The acquiring authority may also instruct an independent quantity surveyor, or similar, to assess the likely costs of relocating the business to new premises.

When both the value of the business and the costs associated with relocating the business have been established, it will become clear whether compensation should be based on the relocation or cessation of the business.

If the acquiring authority is satisfied that relevant matters and claims are substantiated, a settlement will be offered to the business owner, who may also submit a claim for consideration.

To help facilitate settlement, the business should provide its accurate financial information as well as information about its possible relocation to the acquiring authority as soon as possible.

What professional advice can I receive?

The owners of businesses that operate on land identified to be acquired can obtain independent valuation and legal advice relating to their claim for compensation.

At the completion of a matter that is resolved by negotiation, the acquiring authority will reimburse fair and reasonable professional fees. Legal costs are subject to adjustment to the applicable Supreme Court Scale rate at the time legal services were provided. If the question of compensation is referred to the Court for determination, the Court will make a ruling
as to which party is liable to pay costs on the conclusion of the matter.

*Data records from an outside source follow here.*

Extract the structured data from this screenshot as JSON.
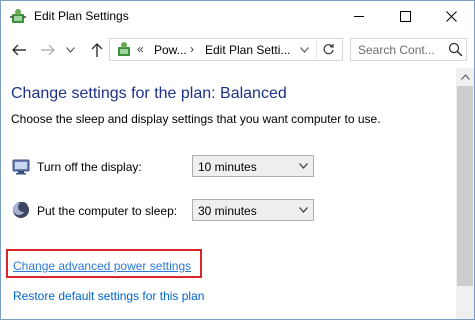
{
  "window": {
    "title": "Edit Plan Settings"
  },
  "nav": {
    "breadcrumb_sep": "«",
    "crumb_1": "Pow...",
    "crumb_sep": "›",
    "crumb_2": "Edit Plan Setti...",
    "search_placeholder": "Search Cont..."
  },
  "main": {
    "title": "Change settings for the plan: Balanced",
    "subtitle": "Choose the sleep and display settings that you want computer to use.",
    "settings": [
      {
        "label": "Turn off the display:",
        "value": "10 minutes",
        "icon": "monitor-icon"
      },
      {
        "label": "Put the computer to sleep:",
        "value": "30 minutes",
        "icon": "moon-icon"
      }
    ],
    "links": {
      "advanced": "Change advanced power settings",
      "restore": "Restore default settings for this plan"
    }
  },
  "colors": {
    "title_blue": "#1e3287",
    "link_blue": "#0066cc",
    "highlight_red": "#d8262d"
  },
  "icons": [
    "power-options-icon",
    "back-arrow-icon",
    "forward-arrow-icon",
    "chevron-down-icon",
    "up-arrow-icon",
    "refresh-icon",
    "search-icon",
    "minimize-icon",
    "maximize-icon",
    "close-icon"
  ]
}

What assistance is available?

As a business operator with an interest in land to be acquired, you will be allocated Acquisition Case Managers who will meet with you and support you throughout the process. Should you require assistance in locating a replacement premises for your business, the acquiring authority will provide the service of a real estate advocate at no cost to you.

As well as the practical advice you will receive from your Acquisition Case Managers, you can also obtain confidential counselling. If the property you own or occupy is being acquired and you consider this service useful, please advise your allocated Case Managers who will assist and provide you with the counselling provider's contact details. Aboriginal and Torres Strait Islander people can obtain support and legal representation from the Aboriginal Legal Rights Movement by calling 1800 643 222.